Pascoe stared for a full minute at the great array of sails stretching towards the starboard bow. Then he climbed down and said, "There are a lot of them, sir." He lifted his chin, and without effort Bolitho could see his face pictured with all those others hanging in the empty house at Falmouth.
Impulsively he reached out and gripped his arm. "Take care Mr. Pascoe. No heroics today, eh?" He thrust his hand into his pocket and took out the small carved ship which de Block had given him. "Here, take this. A souvenir of your first voyage."
The boy turned it over in his hands and said, "It's beautiful!" Then he placed it inside his coat and touched his hat again.
Bolitho watched him go, his heart suddenly heavy with concern.
"He'll be safe down there, Captain."
He turned to find Allday standing behind him, the sword and his best dress coat draped across his arm.

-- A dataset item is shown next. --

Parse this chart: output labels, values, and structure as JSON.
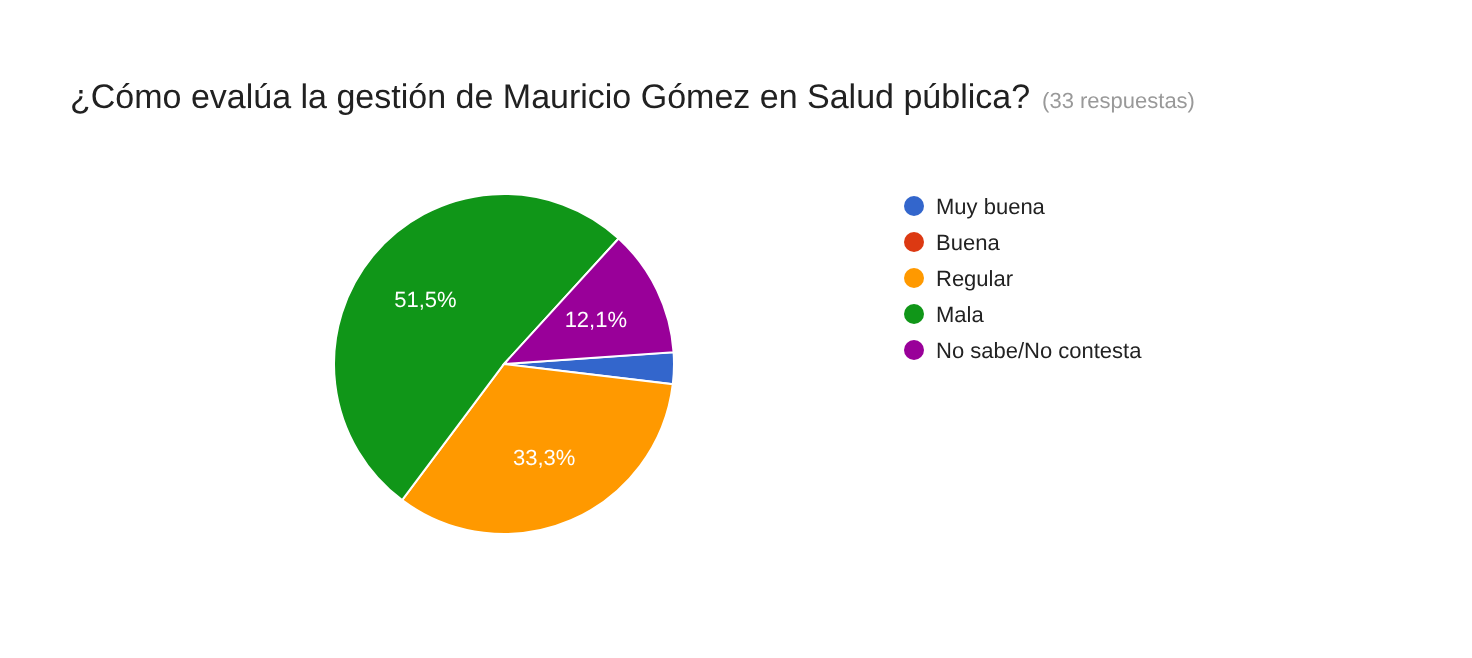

Several men watched him as he slipped out of his faded seagoing coat and thrust his arms into the one with the white lapels and bright gold lace. The coat which Cheney had admired so much.
Allday adjusted the swordbelt around his waist and stood back with a critical glance.
Then he said quietly, "It is going to be fierce work before we're done today, Captain. There's many a man who'll be looking aft when things get bad." He nodded, apparently satisfied. "They'll want to see you. To know you're here with them."
Bolitho lifted the old sword a few inches from its scabbard and touched the blade with his finger. Old, maybe, but the man who. had forged it had known a thing or two. It was lighter than most of the modern ones, but the blade was like a razor. He let it drop into the scabbard and thrust his hands beneath his coat.